When Jen left me, 9 months ago, it was tragic, I had lost my other half, the driving force in much of my life. This is when I decided to embark on ALPHA+BLADE, an idea that would take advantage of all the pain I was going through and produce guidelines for other people to change their lives for the better. SOme things were easy. The penis was easy, as Jen fully supported me in my endeavors. She was an endless source of support and love. This made my life seem limitless. I had been ostracized from Thund3rs Pl@ce and I was able to create a site that would grow to be one of the biggest ever. This was and is incredible. My weight (at the time she left 260lbs.) also was easy.

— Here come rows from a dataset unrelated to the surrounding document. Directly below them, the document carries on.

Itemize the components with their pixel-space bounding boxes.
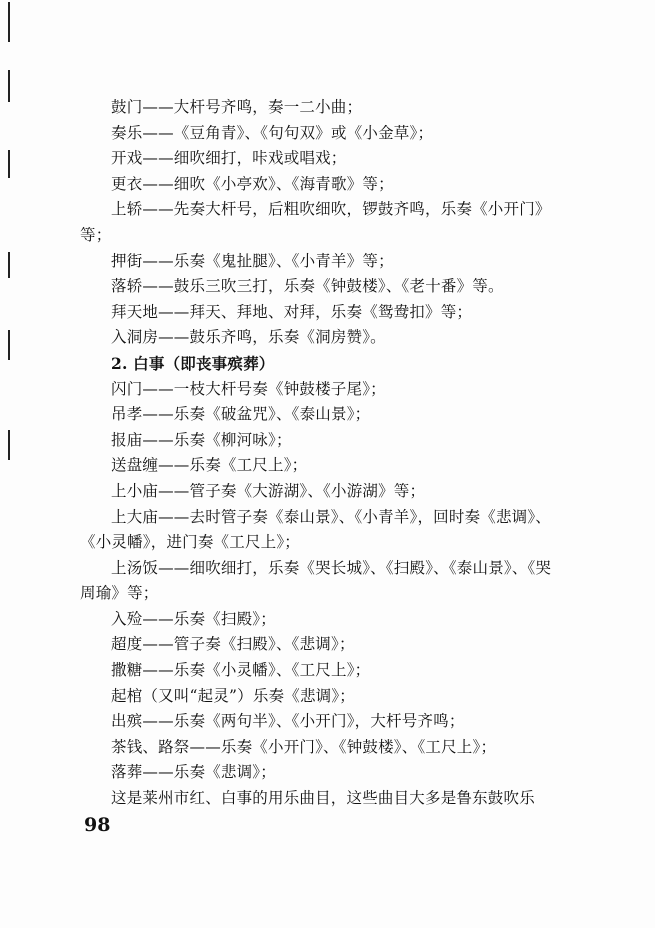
text-line: 等；: [80, 225, 112, 244]
text-line: 《小灵幡》，进门奏《工尺上》；: [80, 533, 301, 552]
text-line: 周瑜》等；: [80, 584, 159, 603]
text-line: 吊孝——乐奏《破盆咒》、《泰山景》；: [111, 405, 371, 424]
text-line: 撒糖——乐奏《小灵幡》、《工尺上》；: [111, 661, 371, 680]
scan-edge-mark: [8, 430, 10, 460]
text-line: 闪门——一枝大杆号奏《钟鼓楼子尾》；: [111, 379, 386, 398]
scan-edge-mark: [8, 150, 10, 178]
text-line: 超度——管子奏《扫殿》、《悲调》；: [111, 635, 355, 654]
body-text: [80, 95, 575, 812]
text-line: 入殓——乐奏《扫殿》；: [111, 609, 276, 628]
scan-edge-mark: [8, 252, 10, 278]
text-line: 上小庙——管子奏《大游湖》、《小游湖》等；: [111, 481, 426, 500]
text-line: 上大庙——去时管子奏《泰山景》、《小青羊》，回时奏《悲调》、: [111, 507, 552, 526]
scan-edge-mark: [8, 330, 10, 360]
text-line: 这是莱州市红、白事的用乐曲目，这些曲目大多是鲁东鼓吹乐: [111, 789, 535, 808]
text-line: 更衣——细吹《小亭欢》、《海青歌》等；: [111, 174, 394, 193]
text-line: 上汤饭——细吹细打，乐奏《哭长城》、《扫殿》、《泰山景》、《哭: [111, 558, 552, 577]
text-line: 落葬——乐奏《悲调》；: [111, 763, 276, 782]
text-line: 押街——乐奏《鬼扯腿》、《小青羊》等；: [111, 251, 394, 270]
text-line: 报庙——乐奏《柳河咏》；: [111, 430, 292, 449]
text-line: 茶钱、路祭——乐奏《小开门》、《钟鼓楼》、《工尺上》；: [111, 737, 497, 756]
text-line: 奏乐——《豆角青》、《句句双》或《小金草》；: [111, 123, 434, 142]
scan-edge-mark: [8, 70, 10, 102]
text-line: 起棺（又叫“起灵”）乐奏《悲调》；: [111, 686, 355, 705]
text-line: 开戏——细吹细打，咔戏或唱戏；: [111, 149, 347, 168]
text-line: 上轿——先奏大杆号，后粗吹细吹，锣鼓齐鸣，乐奏《小开门》: [111, 200, 551, 219]
scan-edge-mark: [8, 2, 10, 42]
text-line: 鼓门——大杆号齐鸣，奏一二小曲；: [111, 98, 363, 116]
section-heading: 2. 白事（即丧事殡葬）: [111, 353, 275, 373]
text-line: 入洞房——鼓乐齐鸣，乐奏《洞房赞》。: [111, 328, 386, 347]
text-line: 出殡——乐奏《两句半》、《小开门》，大杆号齐鸣；: [111, 712, 465, 731]
text-line: 送盘缠——乐奏《工尺上》；: [111, 456, 308, 475]
page-number: 98: [84, 814, 111, 836]
text-line: 拜天地——拜天、拜地、对拜，乐奏《鸳鸯扣》等；: [111, 302, 473, 321]
text-line: 落轿——鼓乐三吹三打，乐奏《钟鼓楼》、《老十番》等。: [111, 277, 504, 296]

I attacked weight loss and muscle gain with the same motivations that made Penis Enlargement possible. In 4 short months I was at 145lb. and my body looked like a different person (if only Jen could see me) The ALPHA+BLADE studios, the apartment JEN and me shared for 5 years was underway but due to financial crushes it came to a screeching halt a couple of months ago. This is hard but I can endure, I can survive this, I know it. The toughest part of the apartment, believe it or not, is getting up and facing each day with no comforts (aside from the computer and cable access, thank you guys for your donations!) Having no electricity, bathroom and kitchen was something I was willing to endure to prove that I would see this project through. Miraculously, I make it through each day and get to the next. It is like a perverted version of SURVIVOR.
In addition to the financial hardships the injury I sustained has been difficult too, getting back to normal function, something the doctors said would be impossible, is something I have done. The pain in incredible sometimes but I can do everything they said I would not be able to do. It was like a nightmarish pit-stop in a surreal world that was nothing like I remembered only months before. I still ask myself, wtf happened. I look in the mirror and I see a miracle on so many levels but I still struggle with understanding it all.
Jen, oh beautiful Jen, how I miss her so. This is the hardest. I am constantly charting my past with her and finding myself wishing to change everything I ever did to hurt her. I see places, people, things that just strike up so much emotion and I feel totally helpless is changing any of it. She left without a trace, no calls, no letters, no contact at all and it has been hard. Having her with me for 5 years and loving so much more than I ever admitted haunts me still and sometimes consumes me at levels that are unexplainable. I sometimes believe no one can relate to this pain, no one can possibly understand and it prevents me from even talking about it. Like a total helplessness. I know she is in Worcester, Massachusetts but I don't dare even try to go there in fear of being hurt beyond my wildest dreams. It gets so lonely sometimes and I guess I dip into depression. My son told me to make my signature say JEN IS COMING HOME ON VALENTINES DAY and now on the eve of that day, I find myself childishly sad.
I had imagined ALPHA+BLADE done, Jen home, my life back in order and everything better than I could ever imagine but it is just not this way. I don't want life after JEN, nor do I have any interest in anyone else but her but I also know what the world says about this. Where do I go from here guys?